Being a journalist means finding your voice, even when fear lies inside. Even in the face of deaths that do not stop, the deeper you get into the pit of the war, the more you hear the anguish of children who will never celebrate another Father’s Day and the spouses whose families will forever be broken.

You do not find your voice just so you can be as brave as other journalists, but because the reality of the stories precedes your mere existence. They say the Age of Duterte is a dangerous time for journalists, but today, the stories persist. One can be afraid, but can one stop now?


Being a journalist is keeping a record of where justice needs knocking. 


“Some people need killing” is a line told by a vigilante to Evangelista. 


I remember hearing it for the first time from my professor. I clutched the signed paperback after how many months of contemplating whether I was ready to read it. 


“Some people are addicts, dealers, [or] criminals. The execution of their deaths is a performance of duty. All that is required is the determination of who deserves to live,” Evangelista stresses. 


What makes a good journalist?
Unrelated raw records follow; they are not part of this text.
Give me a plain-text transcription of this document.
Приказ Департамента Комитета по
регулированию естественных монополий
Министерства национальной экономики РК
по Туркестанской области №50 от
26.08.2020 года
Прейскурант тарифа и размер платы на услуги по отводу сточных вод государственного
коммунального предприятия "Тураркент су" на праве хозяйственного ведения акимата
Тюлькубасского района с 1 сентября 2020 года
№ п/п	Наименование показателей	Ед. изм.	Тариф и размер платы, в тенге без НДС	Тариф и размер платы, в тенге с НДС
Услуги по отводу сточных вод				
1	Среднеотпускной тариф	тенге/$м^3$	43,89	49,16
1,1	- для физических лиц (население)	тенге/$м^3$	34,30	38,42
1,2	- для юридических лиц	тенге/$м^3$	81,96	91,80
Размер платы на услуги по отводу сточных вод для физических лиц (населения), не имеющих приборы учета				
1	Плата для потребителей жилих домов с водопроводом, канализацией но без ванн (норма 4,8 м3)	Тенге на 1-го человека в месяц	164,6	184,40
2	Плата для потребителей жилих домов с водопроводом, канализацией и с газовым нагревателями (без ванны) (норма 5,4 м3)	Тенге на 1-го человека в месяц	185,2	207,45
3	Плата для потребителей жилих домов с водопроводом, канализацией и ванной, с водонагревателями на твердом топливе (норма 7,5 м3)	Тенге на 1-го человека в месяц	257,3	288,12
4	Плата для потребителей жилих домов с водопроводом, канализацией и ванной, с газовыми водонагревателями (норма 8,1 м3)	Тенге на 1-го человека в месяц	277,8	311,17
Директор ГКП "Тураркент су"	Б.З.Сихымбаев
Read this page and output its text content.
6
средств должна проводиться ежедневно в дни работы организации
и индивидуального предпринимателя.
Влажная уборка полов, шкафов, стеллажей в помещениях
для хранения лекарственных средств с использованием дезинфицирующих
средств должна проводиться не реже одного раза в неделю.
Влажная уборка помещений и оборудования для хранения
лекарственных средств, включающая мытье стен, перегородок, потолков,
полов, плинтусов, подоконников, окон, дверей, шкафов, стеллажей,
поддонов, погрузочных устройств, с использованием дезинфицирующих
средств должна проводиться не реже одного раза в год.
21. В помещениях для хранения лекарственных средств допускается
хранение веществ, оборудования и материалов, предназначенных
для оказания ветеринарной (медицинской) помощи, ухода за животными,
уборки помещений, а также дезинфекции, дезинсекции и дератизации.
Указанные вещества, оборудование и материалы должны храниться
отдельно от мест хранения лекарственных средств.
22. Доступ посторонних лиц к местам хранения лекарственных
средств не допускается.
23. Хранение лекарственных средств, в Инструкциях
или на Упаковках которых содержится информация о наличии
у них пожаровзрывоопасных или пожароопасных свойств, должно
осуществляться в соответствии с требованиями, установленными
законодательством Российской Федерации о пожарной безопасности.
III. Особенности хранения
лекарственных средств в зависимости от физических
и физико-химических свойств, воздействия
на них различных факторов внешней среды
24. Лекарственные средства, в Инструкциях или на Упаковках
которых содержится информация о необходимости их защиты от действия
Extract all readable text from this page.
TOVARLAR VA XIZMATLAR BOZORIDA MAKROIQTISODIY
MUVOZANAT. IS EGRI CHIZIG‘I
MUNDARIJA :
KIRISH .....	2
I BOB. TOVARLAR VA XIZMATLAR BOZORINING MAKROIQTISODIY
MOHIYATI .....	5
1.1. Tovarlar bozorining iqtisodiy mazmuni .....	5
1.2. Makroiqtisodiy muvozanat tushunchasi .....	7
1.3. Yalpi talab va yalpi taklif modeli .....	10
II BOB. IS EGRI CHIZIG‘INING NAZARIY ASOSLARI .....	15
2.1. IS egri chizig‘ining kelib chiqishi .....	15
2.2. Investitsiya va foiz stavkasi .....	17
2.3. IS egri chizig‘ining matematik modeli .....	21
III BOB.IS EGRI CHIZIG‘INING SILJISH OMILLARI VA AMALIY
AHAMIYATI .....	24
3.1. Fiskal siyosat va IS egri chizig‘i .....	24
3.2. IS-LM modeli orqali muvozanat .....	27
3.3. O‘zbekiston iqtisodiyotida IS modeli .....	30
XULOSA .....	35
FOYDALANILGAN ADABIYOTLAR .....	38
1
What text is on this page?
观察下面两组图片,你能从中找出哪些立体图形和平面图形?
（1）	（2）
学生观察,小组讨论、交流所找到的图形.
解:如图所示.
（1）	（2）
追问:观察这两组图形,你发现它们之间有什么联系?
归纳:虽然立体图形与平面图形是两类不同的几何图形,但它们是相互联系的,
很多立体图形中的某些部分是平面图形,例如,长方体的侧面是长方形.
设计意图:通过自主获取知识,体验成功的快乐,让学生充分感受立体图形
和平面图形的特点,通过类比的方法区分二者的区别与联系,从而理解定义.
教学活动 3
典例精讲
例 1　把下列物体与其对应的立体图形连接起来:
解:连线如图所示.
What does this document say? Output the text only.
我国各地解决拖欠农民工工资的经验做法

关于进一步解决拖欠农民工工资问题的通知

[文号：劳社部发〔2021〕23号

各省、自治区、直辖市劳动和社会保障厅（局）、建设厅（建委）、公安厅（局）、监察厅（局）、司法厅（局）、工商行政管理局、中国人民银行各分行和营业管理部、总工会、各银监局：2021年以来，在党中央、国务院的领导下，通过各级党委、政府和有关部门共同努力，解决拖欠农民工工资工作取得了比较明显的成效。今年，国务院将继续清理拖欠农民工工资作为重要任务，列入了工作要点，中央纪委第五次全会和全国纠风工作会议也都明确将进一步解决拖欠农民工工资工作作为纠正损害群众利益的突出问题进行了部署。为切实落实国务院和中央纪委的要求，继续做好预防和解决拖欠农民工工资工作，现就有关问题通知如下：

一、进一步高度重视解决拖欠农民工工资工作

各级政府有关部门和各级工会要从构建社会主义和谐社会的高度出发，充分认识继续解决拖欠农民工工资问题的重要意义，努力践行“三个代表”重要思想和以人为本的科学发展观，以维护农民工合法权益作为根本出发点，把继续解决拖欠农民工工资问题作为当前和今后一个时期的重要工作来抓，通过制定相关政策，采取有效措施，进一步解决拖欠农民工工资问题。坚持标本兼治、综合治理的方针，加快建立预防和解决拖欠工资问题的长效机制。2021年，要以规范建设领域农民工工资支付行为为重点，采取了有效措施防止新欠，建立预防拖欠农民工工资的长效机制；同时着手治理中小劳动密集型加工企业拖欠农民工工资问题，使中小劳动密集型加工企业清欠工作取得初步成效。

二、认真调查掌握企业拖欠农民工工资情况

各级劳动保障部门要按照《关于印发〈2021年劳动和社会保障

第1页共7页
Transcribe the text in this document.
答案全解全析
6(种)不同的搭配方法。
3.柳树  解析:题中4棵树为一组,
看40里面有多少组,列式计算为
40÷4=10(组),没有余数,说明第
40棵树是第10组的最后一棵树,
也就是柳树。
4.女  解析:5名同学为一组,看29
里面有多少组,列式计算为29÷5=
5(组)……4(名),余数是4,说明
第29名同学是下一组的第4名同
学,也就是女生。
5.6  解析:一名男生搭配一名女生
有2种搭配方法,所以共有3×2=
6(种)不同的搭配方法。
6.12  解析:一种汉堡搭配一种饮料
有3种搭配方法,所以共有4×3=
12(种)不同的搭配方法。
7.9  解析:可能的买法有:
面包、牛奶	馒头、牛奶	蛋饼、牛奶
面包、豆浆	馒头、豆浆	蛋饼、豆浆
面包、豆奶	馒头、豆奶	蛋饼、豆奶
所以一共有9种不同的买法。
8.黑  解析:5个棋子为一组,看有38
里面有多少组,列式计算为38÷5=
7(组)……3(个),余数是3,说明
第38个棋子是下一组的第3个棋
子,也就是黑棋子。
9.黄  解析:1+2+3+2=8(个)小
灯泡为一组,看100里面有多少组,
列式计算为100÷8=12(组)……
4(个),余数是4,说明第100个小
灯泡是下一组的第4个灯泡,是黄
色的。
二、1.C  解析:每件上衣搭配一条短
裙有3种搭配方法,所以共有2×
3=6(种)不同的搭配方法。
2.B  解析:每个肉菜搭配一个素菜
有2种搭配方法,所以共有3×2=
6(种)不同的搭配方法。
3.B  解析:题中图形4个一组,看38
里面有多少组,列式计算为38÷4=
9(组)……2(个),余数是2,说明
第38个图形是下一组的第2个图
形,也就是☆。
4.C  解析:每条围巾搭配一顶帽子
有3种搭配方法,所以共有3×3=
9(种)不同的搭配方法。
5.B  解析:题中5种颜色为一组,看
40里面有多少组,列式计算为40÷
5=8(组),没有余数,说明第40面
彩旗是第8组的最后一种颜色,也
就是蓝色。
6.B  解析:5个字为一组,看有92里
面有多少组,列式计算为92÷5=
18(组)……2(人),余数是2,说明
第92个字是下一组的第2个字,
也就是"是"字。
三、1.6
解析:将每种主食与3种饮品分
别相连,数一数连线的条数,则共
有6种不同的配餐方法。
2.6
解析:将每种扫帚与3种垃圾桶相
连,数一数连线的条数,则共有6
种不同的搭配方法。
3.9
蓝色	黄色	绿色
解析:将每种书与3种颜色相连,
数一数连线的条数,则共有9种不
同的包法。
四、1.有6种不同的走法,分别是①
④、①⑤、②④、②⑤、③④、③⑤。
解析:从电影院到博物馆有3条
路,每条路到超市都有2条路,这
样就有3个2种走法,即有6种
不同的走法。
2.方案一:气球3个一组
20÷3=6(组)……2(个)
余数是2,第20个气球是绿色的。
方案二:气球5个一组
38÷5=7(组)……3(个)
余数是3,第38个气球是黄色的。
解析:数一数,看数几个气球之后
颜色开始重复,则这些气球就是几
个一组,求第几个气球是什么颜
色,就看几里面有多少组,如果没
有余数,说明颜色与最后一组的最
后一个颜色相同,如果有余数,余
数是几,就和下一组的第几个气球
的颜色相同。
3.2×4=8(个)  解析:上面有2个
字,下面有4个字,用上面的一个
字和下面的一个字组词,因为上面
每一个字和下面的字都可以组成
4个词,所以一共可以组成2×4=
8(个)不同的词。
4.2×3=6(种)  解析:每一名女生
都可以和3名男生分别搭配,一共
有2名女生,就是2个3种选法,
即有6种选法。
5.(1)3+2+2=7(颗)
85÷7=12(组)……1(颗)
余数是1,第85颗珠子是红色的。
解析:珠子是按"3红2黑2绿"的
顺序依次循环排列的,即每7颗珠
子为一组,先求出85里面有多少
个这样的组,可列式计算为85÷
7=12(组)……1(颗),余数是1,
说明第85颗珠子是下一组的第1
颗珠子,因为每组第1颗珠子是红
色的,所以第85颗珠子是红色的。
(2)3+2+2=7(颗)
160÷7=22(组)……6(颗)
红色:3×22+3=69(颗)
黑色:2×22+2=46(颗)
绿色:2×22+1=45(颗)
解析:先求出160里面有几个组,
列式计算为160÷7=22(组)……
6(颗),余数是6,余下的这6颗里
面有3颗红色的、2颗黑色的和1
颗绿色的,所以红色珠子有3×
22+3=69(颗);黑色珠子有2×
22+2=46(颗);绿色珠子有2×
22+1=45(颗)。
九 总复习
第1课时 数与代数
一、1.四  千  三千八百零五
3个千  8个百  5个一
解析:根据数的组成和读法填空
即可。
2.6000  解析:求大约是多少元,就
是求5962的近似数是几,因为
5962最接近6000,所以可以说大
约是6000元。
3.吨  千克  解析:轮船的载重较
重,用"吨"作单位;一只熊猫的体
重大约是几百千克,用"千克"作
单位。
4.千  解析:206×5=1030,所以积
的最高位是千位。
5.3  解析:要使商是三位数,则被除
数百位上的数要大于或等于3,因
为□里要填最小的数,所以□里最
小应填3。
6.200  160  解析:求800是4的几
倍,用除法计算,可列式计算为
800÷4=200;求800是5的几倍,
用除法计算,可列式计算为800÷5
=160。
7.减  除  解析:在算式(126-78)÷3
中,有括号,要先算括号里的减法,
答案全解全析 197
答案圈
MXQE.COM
This is a recurring question in press forums where seasoned journalists and icons sit on a dignified roundtable. Sure, perhaps most aspire to follow a prototype of success for journalists, but as cliche as it gets, journalism is not a career you pick like one usually does for a career day. 


“We’re on the record,” Evangelista loops, and I am uncertain whether the book was a preview of what journalism looks like or rather what it should look like. 


It was not a mere retelling of the war on drugs brought about by former President Rodrigo Duterte. It was not a mere contrast between the popularized and the infamous definitions of DDS. It was a depiction of how journalism represented the stories of those killed and the bereaved, whose clamors were shushed. 


“I wrote about terrible things that happened because those things shouldn’t have happened and shouldn’t happen again.” The administration and the war on drugs that Evangelista covered are not anywhere near a conclusion. 


With the TikTok trend “Piliin Mo Ang Pilipinas,” there are journalists like her with stories that blur the line between safety and demise, but as World Press Freedom Month revisits the calendar—the Philippines does not need an identical prototype for student journalists to mimic; it needs one who takes on the courage to keep the records alive. 


Long after we have finished our requirements for our investigative journalism class, the off-the-record reminders do not cease to exist. Journalists belong to the fourth estate—we belong to the people. 


So, what do we do when fear is instilled in us?


Through gunshots, bloodbaths, sieges, and silence—we never stop investigating and writing because, often, justice begins when people’s stories are told.